Show me hope when all I can see is death.
Millions of lives quenched and forever changed.
Show me hope when all I can see are the faces of my sisters in flight.
Show me hope in a world run by men who believe their destiny is with the gods,
while the earth spirals into the abyss
engulfed by flames
lit by them.
There is nothing quite like the view from the village of Rûste in Başûr (South Kurdistan): fires flaring to life one after another along the slopes of a magnificent valley, stretching all the way to the snow-capped mountains on the horizon, glowing red in the final light of the year’s last sunset.
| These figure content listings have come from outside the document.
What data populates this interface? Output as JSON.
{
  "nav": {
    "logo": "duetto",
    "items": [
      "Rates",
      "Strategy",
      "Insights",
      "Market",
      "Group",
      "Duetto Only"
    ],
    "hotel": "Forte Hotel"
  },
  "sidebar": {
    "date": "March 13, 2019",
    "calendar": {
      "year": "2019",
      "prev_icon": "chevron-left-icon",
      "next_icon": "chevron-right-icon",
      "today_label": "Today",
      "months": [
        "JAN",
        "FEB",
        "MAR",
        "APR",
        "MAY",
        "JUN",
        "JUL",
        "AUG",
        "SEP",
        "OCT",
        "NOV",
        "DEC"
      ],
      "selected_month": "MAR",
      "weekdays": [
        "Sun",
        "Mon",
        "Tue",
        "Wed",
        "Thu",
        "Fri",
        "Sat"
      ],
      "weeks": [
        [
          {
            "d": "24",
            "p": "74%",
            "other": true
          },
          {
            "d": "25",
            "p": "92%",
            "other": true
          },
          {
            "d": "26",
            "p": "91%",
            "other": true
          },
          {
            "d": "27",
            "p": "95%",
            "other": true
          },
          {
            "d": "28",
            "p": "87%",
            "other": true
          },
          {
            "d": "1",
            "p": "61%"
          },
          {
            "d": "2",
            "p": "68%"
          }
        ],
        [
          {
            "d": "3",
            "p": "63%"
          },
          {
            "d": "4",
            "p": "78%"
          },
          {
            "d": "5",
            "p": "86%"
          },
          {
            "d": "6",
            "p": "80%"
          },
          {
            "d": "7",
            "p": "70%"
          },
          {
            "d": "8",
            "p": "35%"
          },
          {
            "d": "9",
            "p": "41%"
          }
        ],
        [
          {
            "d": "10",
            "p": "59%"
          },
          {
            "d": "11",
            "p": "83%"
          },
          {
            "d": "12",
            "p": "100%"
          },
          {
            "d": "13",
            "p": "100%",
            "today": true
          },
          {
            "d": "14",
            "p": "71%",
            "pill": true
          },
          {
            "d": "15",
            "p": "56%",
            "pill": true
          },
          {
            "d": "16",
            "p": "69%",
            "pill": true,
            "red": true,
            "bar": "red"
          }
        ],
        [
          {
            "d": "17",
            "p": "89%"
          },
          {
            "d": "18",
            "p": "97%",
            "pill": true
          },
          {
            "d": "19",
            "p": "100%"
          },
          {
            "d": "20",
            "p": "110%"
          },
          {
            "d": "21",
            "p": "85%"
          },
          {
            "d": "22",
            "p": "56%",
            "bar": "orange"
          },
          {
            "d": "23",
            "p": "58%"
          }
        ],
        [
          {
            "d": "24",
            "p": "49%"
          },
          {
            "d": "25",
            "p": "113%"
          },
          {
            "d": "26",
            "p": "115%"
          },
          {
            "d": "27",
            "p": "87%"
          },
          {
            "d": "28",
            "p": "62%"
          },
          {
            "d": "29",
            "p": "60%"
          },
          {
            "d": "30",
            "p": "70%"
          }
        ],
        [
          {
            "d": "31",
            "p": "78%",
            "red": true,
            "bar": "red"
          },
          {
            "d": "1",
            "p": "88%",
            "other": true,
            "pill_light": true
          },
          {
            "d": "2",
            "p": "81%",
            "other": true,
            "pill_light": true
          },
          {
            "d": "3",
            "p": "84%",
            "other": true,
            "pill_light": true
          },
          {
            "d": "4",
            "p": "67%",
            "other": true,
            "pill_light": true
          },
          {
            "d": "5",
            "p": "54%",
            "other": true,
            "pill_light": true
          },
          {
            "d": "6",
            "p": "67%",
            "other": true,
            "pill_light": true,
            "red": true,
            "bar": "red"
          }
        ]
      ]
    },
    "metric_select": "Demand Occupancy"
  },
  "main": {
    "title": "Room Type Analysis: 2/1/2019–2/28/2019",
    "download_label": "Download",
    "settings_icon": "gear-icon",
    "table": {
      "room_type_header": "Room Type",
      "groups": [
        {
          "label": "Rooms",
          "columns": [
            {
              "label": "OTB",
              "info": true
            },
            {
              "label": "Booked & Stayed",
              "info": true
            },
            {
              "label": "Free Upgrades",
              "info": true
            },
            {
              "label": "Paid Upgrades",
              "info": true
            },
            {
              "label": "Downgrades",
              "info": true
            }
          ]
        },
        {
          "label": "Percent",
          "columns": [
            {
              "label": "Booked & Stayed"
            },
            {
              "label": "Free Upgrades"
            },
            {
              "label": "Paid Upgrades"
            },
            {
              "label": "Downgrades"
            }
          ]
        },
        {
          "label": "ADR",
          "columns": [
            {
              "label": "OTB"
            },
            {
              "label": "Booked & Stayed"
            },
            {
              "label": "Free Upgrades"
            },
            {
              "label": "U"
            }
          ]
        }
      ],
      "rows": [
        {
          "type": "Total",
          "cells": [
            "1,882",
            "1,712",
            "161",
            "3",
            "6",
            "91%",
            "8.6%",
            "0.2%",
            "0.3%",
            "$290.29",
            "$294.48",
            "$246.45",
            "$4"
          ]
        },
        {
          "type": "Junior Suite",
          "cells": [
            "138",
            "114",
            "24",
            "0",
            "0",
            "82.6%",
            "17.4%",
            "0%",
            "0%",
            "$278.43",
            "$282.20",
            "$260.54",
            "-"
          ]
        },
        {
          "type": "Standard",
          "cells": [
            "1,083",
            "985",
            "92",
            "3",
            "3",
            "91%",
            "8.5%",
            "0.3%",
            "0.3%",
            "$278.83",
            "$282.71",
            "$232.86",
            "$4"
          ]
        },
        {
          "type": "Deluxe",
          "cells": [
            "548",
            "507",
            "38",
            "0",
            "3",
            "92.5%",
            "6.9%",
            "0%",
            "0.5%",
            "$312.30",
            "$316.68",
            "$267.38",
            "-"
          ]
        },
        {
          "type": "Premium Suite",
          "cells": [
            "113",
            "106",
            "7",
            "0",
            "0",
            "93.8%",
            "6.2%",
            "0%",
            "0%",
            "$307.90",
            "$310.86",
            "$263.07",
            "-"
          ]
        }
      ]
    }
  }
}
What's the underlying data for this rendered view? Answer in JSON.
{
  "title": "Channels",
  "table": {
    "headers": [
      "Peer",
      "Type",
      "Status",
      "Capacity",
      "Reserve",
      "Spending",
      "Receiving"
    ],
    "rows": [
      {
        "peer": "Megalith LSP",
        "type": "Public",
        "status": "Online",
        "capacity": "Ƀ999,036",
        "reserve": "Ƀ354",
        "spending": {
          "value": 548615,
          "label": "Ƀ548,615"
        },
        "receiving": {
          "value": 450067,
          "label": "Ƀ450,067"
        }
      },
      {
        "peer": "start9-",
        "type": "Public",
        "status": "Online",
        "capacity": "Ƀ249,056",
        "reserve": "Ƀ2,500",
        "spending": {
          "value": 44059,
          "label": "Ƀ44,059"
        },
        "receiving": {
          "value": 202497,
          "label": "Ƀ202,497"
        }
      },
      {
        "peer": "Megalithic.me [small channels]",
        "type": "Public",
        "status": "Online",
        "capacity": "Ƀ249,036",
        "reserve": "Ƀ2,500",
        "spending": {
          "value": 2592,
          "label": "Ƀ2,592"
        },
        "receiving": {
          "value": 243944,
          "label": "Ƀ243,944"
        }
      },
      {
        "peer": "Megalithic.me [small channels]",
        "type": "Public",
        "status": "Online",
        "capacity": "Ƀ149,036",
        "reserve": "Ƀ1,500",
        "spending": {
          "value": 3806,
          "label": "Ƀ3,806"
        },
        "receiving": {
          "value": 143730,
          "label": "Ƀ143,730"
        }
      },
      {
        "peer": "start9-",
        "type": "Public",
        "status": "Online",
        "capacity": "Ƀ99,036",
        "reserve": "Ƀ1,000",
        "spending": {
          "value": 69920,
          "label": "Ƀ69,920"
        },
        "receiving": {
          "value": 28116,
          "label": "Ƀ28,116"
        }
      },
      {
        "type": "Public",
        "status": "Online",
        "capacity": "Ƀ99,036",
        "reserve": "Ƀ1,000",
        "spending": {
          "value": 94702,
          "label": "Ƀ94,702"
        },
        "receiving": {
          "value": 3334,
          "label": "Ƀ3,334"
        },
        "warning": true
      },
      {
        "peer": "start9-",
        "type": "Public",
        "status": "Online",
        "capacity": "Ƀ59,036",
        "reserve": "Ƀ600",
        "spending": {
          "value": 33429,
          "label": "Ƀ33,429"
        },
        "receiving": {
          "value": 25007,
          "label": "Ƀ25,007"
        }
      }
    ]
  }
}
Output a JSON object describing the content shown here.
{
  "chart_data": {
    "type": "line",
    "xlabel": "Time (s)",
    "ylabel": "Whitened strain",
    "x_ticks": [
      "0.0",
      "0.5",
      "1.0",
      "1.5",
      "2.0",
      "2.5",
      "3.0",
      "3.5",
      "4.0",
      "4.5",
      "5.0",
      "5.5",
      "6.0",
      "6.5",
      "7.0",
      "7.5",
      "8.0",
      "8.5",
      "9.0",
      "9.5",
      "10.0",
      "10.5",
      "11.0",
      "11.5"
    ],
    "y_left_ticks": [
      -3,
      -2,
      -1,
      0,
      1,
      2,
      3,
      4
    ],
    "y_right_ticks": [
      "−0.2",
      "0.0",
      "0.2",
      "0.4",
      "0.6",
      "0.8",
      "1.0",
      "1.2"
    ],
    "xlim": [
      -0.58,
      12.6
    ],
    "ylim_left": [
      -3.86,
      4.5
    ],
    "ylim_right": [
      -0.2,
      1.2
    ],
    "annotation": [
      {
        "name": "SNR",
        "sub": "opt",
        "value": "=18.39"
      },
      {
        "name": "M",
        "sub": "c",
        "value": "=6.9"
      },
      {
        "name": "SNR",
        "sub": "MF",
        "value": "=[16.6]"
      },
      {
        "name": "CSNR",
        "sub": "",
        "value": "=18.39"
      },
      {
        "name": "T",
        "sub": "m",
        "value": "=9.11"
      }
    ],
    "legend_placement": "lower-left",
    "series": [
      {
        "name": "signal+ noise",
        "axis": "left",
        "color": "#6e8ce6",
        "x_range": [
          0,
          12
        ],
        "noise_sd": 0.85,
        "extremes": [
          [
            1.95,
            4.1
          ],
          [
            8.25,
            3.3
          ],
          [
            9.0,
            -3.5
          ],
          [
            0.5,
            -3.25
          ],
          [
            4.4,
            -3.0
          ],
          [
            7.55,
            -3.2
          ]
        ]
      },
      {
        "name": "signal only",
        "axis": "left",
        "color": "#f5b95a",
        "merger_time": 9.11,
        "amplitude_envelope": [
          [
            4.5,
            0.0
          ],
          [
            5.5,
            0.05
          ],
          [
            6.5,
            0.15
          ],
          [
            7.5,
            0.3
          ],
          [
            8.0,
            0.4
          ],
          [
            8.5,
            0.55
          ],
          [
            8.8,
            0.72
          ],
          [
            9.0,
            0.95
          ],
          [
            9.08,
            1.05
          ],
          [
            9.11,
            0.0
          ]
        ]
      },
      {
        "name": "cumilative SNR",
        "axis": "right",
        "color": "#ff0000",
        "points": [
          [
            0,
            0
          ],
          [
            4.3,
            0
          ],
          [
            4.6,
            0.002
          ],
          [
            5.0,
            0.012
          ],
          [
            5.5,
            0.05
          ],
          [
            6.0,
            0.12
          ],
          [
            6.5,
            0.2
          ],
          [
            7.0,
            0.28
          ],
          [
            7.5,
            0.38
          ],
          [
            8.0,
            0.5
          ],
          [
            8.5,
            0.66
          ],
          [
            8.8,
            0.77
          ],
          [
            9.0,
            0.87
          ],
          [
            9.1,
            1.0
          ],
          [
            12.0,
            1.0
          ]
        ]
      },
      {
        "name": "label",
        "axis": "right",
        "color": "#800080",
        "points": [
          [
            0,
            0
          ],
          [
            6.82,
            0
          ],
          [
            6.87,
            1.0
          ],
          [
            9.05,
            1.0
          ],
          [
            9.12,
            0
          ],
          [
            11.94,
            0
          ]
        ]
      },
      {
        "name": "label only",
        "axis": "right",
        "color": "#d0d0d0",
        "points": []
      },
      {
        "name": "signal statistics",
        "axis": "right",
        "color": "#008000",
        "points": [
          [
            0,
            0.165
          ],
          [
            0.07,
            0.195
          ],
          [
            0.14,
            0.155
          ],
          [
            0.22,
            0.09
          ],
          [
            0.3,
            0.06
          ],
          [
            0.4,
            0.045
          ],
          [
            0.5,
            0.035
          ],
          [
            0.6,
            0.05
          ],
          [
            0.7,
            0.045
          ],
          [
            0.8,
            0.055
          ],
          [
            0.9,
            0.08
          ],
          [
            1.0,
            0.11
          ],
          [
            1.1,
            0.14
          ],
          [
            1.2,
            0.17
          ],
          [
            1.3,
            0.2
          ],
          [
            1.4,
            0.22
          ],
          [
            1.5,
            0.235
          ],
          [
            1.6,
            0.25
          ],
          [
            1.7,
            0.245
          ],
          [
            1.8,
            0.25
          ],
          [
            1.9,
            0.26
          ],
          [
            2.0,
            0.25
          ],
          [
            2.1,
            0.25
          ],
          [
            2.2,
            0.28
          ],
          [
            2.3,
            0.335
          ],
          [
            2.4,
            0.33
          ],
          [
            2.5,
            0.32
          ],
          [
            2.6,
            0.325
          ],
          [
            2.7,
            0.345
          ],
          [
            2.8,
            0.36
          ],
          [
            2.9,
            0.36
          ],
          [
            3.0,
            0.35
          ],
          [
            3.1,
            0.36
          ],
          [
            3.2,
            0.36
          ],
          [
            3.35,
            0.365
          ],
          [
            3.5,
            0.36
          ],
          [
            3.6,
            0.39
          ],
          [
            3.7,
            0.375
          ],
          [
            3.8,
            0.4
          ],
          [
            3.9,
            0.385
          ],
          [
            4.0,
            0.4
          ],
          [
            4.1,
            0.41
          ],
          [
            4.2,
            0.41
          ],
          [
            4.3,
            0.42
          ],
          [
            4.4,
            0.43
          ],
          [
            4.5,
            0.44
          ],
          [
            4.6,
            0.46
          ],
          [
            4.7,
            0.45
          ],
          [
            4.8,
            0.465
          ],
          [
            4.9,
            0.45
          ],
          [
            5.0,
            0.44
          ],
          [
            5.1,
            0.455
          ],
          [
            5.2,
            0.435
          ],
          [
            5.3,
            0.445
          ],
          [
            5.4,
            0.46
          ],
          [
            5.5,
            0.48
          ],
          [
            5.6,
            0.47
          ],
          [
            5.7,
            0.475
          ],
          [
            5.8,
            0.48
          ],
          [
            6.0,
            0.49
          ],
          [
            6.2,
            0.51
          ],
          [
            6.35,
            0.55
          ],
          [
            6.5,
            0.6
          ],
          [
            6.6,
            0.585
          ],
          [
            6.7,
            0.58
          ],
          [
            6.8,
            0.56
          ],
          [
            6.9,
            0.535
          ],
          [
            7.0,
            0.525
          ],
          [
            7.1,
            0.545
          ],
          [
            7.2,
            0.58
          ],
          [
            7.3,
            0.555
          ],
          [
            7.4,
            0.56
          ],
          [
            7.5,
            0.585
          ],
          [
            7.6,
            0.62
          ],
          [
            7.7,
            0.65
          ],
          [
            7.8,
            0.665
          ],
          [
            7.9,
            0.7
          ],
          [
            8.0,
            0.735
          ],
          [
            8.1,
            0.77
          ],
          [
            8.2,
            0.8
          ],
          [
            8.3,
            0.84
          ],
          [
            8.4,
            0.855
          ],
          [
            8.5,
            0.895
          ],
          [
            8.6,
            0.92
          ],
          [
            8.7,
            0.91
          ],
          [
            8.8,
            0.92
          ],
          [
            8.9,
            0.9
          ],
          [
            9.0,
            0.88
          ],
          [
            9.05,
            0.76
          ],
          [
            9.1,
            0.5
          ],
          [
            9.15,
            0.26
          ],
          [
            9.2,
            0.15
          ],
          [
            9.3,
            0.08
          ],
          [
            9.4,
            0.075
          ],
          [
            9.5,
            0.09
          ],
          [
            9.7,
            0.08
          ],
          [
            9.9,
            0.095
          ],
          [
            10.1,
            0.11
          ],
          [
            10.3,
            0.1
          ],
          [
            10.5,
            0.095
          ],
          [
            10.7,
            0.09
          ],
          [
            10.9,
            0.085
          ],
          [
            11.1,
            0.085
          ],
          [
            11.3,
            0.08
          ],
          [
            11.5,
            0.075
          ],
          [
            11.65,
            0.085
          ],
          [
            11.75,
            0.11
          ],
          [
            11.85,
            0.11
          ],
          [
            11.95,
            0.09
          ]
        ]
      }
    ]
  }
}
Newroz, 21 March, marks not only the beginning of the Kurdish year, but also an expectation, a turning point that will bring liberation from foreign rule and oppressive regimes. According to a story told since ancient times by the fires, the blacksmith Kawa shattered the head of a despotic ruler with his hammer, and the news of liberation spread across the land through flames lit from horizon to horizon.
At times, I find myself praying that the heads of those “men who believe their destiny is to be (ruthless) gods” might be shattered by Kawa’s hammer. At times, I seek hope in sacred texts that envision a divine intervention that, once and for all, disarms oppressive powers and authorities and makes them flee in shame for all they have done.
And then, far from myth or distant intervention, I meet Khalida, Jeylan, Niyaz, Sabir, Sherko, Yusif, and so many others, whose names and stories could write a thousand books. Their daily struggle for peace with justice, their nonviolent resistance, holds back the world’s descent into the burning abyss. Their hammers are their lives, wisdom, love, vision, the truth itself.
And as I see others picking up the hammer of solidarity, I can see hope.